What the Lord says next in vs 13 & 14 follow and flow out of v 12. It explains how and why ‘greater works’ will be accomplished. They will happen because the apostles will ask for them in His name. Therefore, their asking will not only be in accordance with all that His name represents and in the authority of His name, but also for His name’s sake so that “the Father may be glorified in the Son” (v 13). What the Lord Jesus refers to here is perhaps demonstrated by the apostles as they prayed after Peter and John were released having been before the Sanhedrin for the healing of the impotent man:
"And now, Lord, behold their threatenings: and grant unto Thy servants, that with all boldness they may speak Thy word, by stretching forth Thine hand to heal; and that signs and wonders may be done by the name of Thy holy child Jesus. And when they had prayed, the place was shaken where they were assembled together; and they were all filled with the Holy Ghost, and they spake the word of God with boldness" (Act 4:29-31).
The promise the Lord is giving has obviously primary and particular relevance to the apostles. This is not referring to the many things we ask in prayer, which we do and should do, in the name of the Lord Jesus, but for which we don’t necessarily receive the desired answer either at the time or even ever. Again these references in the upper room to asking in the Lord’s name and being assured of an answer accordingly (John 13:14; 15:7, 16; 16:23–26) particularly refer to the apostles’ in their ministry.

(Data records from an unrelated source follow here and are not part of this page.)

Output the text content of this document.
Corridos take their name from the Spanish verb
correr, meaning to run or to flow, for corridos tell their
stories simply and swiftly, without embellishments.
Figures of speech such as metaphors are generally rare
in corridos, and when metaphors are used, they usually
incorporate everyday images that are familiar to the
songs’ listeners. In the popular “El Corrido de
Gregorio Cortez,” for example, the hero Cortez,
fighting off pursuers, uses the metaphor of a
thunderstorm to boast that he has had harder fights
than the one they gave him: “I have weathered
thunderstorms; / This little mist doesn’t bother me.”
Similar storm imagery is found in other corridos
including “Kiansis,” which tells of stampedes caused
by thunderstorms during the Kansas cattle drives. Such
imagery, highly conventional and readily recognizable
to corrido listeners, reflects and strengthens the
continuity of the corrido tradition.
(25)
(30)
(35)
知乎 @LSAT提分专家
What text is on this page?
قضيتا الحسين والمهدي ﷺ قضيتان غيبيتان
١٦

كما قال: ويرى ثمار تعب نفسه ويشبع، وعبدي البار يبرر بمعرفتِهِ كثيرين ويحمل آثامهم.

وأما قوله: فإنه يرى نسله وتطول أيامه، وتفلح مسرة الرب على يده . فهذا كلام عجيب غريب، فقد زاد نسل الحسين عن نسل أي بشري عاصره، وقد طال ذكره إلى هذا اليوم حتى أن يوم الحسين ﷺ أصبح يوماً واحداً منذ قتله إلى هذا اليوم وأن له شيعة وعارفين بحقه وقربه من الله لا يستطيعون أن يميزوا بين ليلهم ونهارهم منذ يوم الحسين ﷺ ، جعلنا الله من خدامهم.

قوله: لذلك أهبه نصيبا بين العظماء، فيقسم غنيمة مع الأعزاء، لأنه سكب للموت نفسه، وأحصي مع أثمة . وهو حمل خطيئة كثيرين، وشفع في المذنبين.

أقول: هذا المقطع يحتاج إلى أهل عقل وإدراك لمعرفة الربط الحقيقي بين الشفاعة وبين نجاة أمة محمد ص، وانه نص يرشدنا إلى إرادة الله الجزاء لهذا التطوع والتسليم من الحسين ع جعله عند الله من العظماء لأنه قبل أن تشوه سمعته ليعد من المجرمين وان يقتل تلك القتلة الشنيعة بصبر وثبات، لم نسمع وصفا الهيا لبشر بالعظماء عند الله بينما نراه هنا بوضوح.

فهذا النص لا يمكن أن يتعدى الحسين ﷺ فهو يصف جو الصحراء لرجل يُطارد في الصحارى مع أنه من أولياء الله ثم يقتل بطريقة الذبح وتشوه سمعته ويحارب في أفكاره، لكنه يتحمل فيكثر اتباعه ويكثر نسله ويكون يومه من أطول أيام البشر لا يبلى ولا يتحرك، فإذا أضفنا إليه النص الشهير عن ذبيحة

However, the principle holds for us in that as we pray in accordance with all that the name of the Lord Jesus represents and in the authority of His name, we should also be praying for the sake of His name so that glory will be brought to the Father. Such will put a different impetus to our prayers than sometimes marks them.
Scripture quotations, unless otherwise indicated, are from the King James Version.